Liz Lipperman said...

Great blog, Rochelle and welcome to M & M. I just got home from a day at an animal reserve with my grandkids. Having the animals come up and eat food out of our hands was the bomb!!

Like someone mentioned, I do all my research via the web. I am absolutely positive I am on the watch list for Homeland Security somewhere. If I need specific answers, I email someone directly, although I did have a vineyard owner in northern California give me a private tour and tasting for my ghost story,

I love how adventurous you are, Rochelle. For my next book, I need to take a cruise (tax write-off!!)I hate to do it, but I gotta!!!

As for Crime Bake, the only reason I danced on the table was on a dare. I had consumed maybe three sips of a Baileys on the rocks. Imagine if I had drunk the whole thing!!!

Rochelle Staab said...

But Liz, you DID dance on the table - and on the dance floor for most of the night as I recall. You're the gutsiest light drinker I know. And we "researched" a live séance for you the night before.
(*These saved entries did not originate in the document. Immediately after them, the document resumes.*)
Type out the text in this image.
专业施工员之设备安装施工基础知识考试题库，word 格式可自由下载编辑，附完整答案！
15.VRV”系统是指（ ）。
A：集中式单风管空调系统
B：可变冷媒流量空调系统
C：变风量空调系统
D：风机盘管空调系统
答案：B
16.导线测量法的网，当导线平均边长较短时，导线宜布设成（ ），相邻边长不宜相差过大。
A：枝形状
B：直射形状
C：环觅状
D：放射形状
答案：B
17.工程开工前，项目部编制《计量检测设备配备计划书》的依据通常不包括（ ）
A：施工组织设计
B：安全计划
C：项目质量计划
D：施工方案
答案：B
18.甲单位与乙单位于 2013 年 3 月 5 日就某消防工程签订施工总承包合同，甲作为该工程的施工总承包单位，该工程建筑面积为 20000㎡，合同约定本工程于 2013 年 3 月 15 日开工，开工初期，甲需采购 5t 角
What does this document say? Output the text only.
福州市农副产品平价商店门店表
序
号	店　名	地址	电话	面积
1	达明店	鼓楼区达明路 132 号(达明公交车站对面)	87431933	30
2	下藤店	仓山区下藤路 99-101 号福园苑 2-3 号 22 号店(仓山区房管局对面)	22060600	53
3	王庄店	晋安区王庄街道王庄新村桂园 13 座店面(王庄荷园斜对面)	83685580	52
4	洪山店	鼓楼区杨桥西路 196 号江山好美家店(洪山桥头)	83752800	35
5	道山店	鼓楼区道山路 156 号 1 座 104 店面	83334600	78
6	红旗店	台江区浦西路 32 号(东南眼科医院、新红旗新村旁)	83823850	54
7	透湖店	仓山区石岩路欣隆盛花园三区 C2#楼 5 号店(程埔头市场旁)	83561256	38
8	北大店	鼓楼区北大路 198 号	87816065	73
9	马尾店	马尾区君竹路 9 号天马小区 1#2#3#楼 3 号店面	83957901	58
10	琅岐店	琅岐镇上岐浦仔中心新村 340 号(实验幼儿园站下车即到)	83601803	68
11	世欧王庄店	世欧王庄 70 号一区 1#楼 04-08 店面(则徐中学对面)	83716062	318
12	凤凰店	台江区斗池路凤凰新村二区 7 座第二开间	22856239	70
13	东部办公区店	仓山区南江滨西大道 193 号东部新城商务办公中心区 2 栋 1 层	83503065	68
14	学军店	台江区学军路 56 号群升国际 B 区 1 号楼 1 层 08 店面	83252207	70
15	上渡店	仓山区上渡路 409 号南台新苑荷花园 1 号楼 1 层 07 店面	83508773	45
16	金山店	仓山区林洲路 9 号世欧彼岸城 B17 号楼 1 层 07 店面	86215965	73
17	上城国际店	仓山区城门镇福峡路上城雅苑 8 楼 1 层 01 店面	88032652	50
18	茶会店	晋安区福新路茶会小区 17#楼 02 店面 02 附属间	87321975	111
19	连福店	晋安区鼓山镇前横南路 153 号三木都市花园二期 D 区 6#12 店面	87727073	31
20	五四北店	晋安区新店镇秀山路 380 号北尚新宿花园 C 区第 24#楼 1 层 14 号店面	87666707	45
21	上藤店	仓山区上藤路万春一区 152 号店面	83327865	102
This writing gig provides more fun than high school.

There must be a department at Homeland Security dedicated for us:
"Hey Al, there's a lady in Dallas researching guns."
"Is that Liz? Mystery writer."
"Hey Al, there's a woman in LA researching arson."
"Named Rochelle? Mystery writer."
...and on and on. Hmm, could be a movie in there somewhere.

My heart goes out to you, forced to take a cruise. Ah, what we do for the craft. Buck up. Someone has to do it.

Cassy Pickard said...

Think you gals are right about the HomeLand Security bit. I think I've mentioned before my kids have begged me to stop seeking out certain bits of information- guns, poison, bombs. My husband spends a fair amount of time in the Middle East. Get the concern my are convinced is warranted?

Rochelle Staab said...

Great question to ask a security expert or agent at a conference someday, Cassy! Maybe our backgrounds don't fit the profile? I hope not.
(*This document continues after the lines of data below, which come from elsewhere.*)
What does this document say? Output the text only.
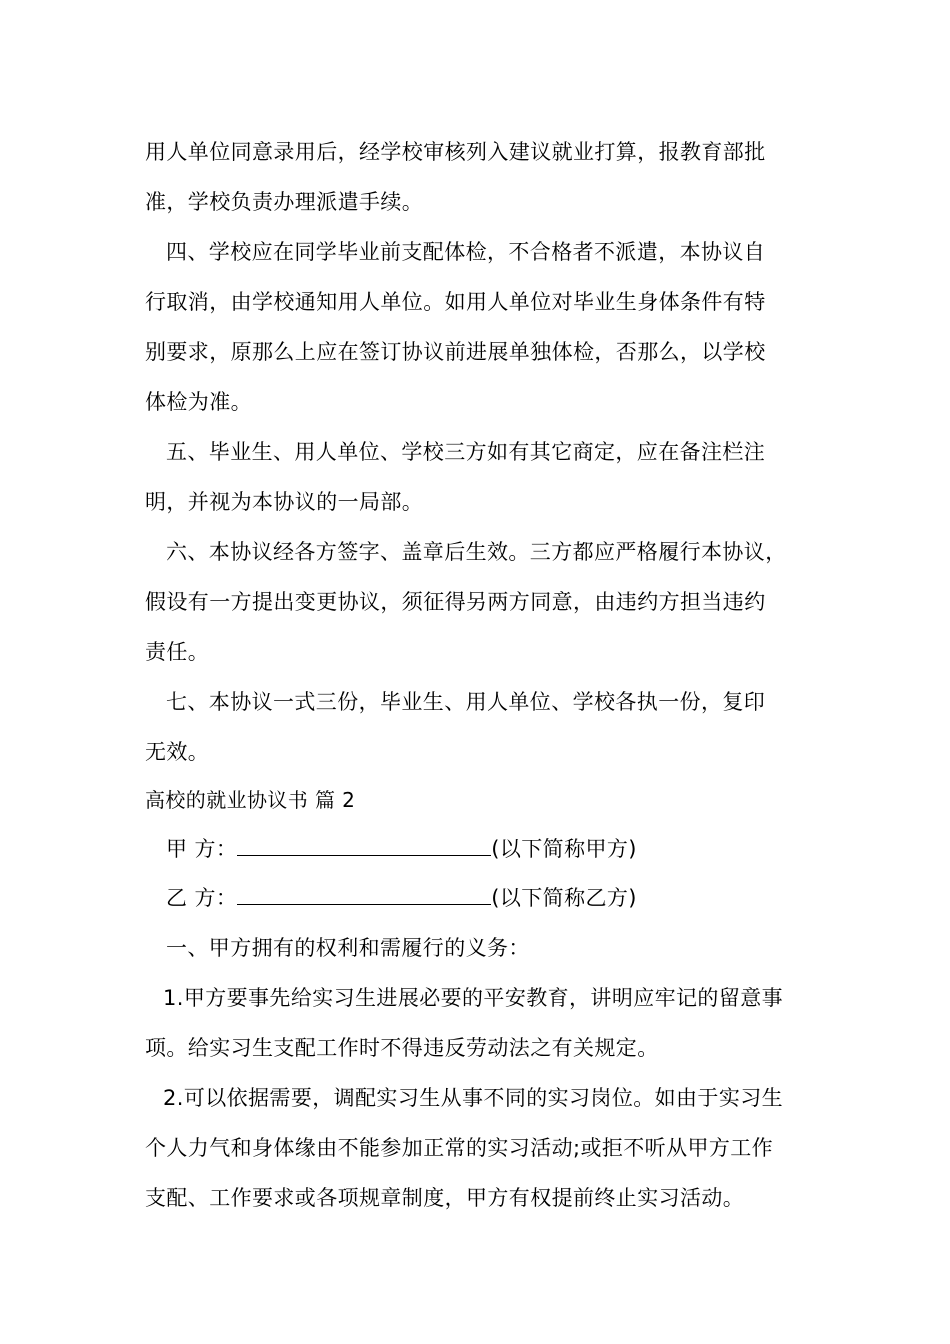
用人单位同意录用后，经学校审核列入建议就业打算，报教育部批
准，学校负责办理派遣手续。
四、学校应在同学毕业前支配体检，不合格者不派遣，本协议自
行取消，由学校通知用人单位。如用人单位对毕业生身体条件有特
别要求，原那么上应在签订协议前进展单独体检，否那么，以学校
体检为准。
五、毕业生、用人单位、学校三方如有其它商定，应在备注栏注
明，并视为本协议的一局部。
六、本协议经各方签字、盖章后生效。三方都应严格履行本协议，
假设有一方提出变更协议，须征得另两方同意，由违约方担当违约
责任。
七、本协议一式三份，毕业生、用人单位、学校各执一份，复印
无效。
高校的就业协议书 篇 2
甲 方：	(以下简称甲方)
乙 方：	(以下简称乙方)
一、甲方拥有的权利和需履行的义务：
1.甲方要事先给实习生进展必要的平安教育，讲明应牢记的留意事
项。给实习生支配工作时不得违反劳动法之有关规定。
2.可以依据需要，调配实习生从事不同的实习岗位。如由于实习生
个人力气和身体缘由不能参加正常的实习活动;或拒不听从甲方工作
支配、工作要求或各项规章制度，甲方有权提前终止实习活动。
Fiction! We research and write fiction! (just in case Homeland Al is reading this.)

bookdout said...

Great article, and I look forward to your book, its right up my (dark) alley!

Rochelle Staab said...

Thank you, book'd out!

Anita Clenney said...

I'm so looking forward to your book, Rochelle. I do most of my research at home. I don't know what I'd do without Google. I think I need to dedicate one of my books to Google.

Rochelle Staab said...

Oh, Anita, you're adorable! I'm laughing. You'd get bonus press with a Google dedication - it's too clever to ignore.

If I can't get the real thing in person, Google is my go-to but I have a secret crush on Wikipedia. And You Tube. (Actually, I'm a bit of an info slut.)
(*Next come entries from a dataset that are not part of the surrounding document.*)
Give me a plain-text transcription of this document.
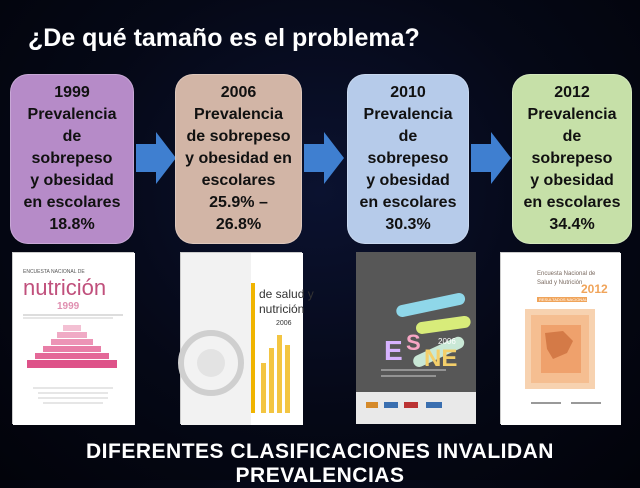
¿De qué tamaño es el problema?
1999
Prevalencia
de
sobrepeso
y obesidad
en escolares
18.8%
2006
Prevalencia
de sobrepeso
y obesidad en
escolares
25.9% –
26.8%
2010
Prevalencia
de
sobrepeso
y obesidad
en escolares
30.3%
2012
Prevalencia
de
sobrepeso
y obesidad
en escolares
34.4%
ENCUESTA NACIONAL DE
nutrición
1999
de salud y
nutrición
2006
E S
NE
2006
Encuesta Nacional de
Salud y Nutrición
2012
RESULTADOS NACIONALES
DIFERENTES CLASIFICACIONES INVALIDAN PREVALENCIAS
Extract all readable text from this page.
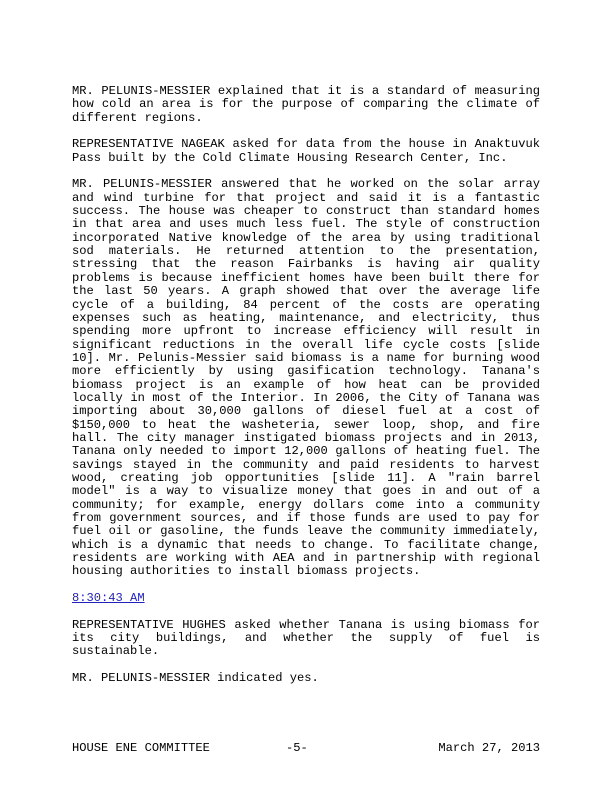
MR. PELUNIS-MESSIER explained that it is a standard of measuring how cold an area is for the purpose of comparing the climate of different regions.

REPRESENTATIVE NAGEAK asked for data from the house in Anaktuvuk Pass built by the Cold Climate Housing Research Center, Inc.

MR. PELUNIS-MESSIER answered that he worked on the solar array and wind turbine for that project and said it is a fantastic success. The house was cheaper to construct than standard homes in that area and uses much less fuel. The style of construction incorporated Native knowledge of the area by using traditional sod materials. He returned attention to the presentation, stressing that the reason Fairbanks is having air quality problems is because inefficient homes have been built there for the last 50 years. A graph showed that over the average life cycle of a building, 84 percent of the costs are operating expenses such as heating, maintenance, and electricity, thus spending more upfront to increase efficiency will result in significant reductions in the overall life cycle costs [slide 10]. Mr. Pelunis-Messier said biomass is a name for burning wood more efficiently by using gasification technology. Tanana's biomass project is an example of how heat can be provided locally in most of the Interior. In 2006, the City of Tanana was importing about 30,000 gallons of diesel fuel at a cost of $150,000 to heat the washeteria, sewer loop, shop, and fire hall. The city manager instigated biomass projects and in 2013, Tanana only needed to import 12,000 gallons of heating fuel. The savings stayed in the community and paid residents to harvest wood, creating job opportunities [slide 11]. A "rain barrel model" is a way to visualize money that goes in and out of a community; for example, energy dollars come into a community from government sources, and if those funds are used to pay for fuel oil or gasoline, the funds leave the community immediately, which is a dynamic that needs to change. To facilitate change, residents are working with AEA and in partnership with regional housing authorities to install biomass projects.

8:30:43 AM

REPRESENTATIVE HUGHES asked whether Tanana is using biomass for its city buildings, and whether the supply of fuel is sustainable.

MR. PELUNIS-MESSIER indicated yes.

HOUSE ENE COMMITTEE	-5-	March 27, 2013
I got a great tip from Lee Child at Bouchercon - when he's stuck for setting description, he rents movies and studies the backgrounds. Cool, right?

Lynn Sheene said...


Loved your description of fieldwork and laughed through your description of DH's use as a trusty yet muscley sidekick. Though my DH did go into the Paris catacombs amongst all the thousands of skeletons and then on the Paris sewer tour amongst the thousands of unmentionables to take photos for my research. I needed to know where the French Resistance hid underground and where my characters might also hide and DH came through with flying colors when clausterphobia did not.

Can't wait for Who do, Voodoo to come out!

petemorin said...

In the two years, I've interviewed two FBI agents (public corruption and drugs), a U.S. Marshal, a retired homicide detective (okay, he's my client), an international financial private investigator (also a client, and the model for Rex Barkley in Small Fish), an EMT, a paramedic and an expert in legal ethics (not a non sequitur).

And yeah, google maps sort of makes it not a fair fight. When you can zoom in on the Northern California seaside highway turn-offs and examine the Pacific Ocean vistas, it sure does aid your descriptive ability!

Rochelle Staab said...

Lynn - someday I'll create a European plot for Liz & Nick so I can dig in catacombs, too. Wow. I'm impressed with your treks through Paris and your skill in convincing DH to do the dirty footwork. Your writing reflects your adventurous spirit. Can't wait to see THE LAST TIME I SAW PARIS on the bookshelves - 7 more weeks!

Pete - I covet a phone book and colorful client list like yours. Aren't personal interviews the best? How about a bite of SMALL FISH on your website for your fans (like me)?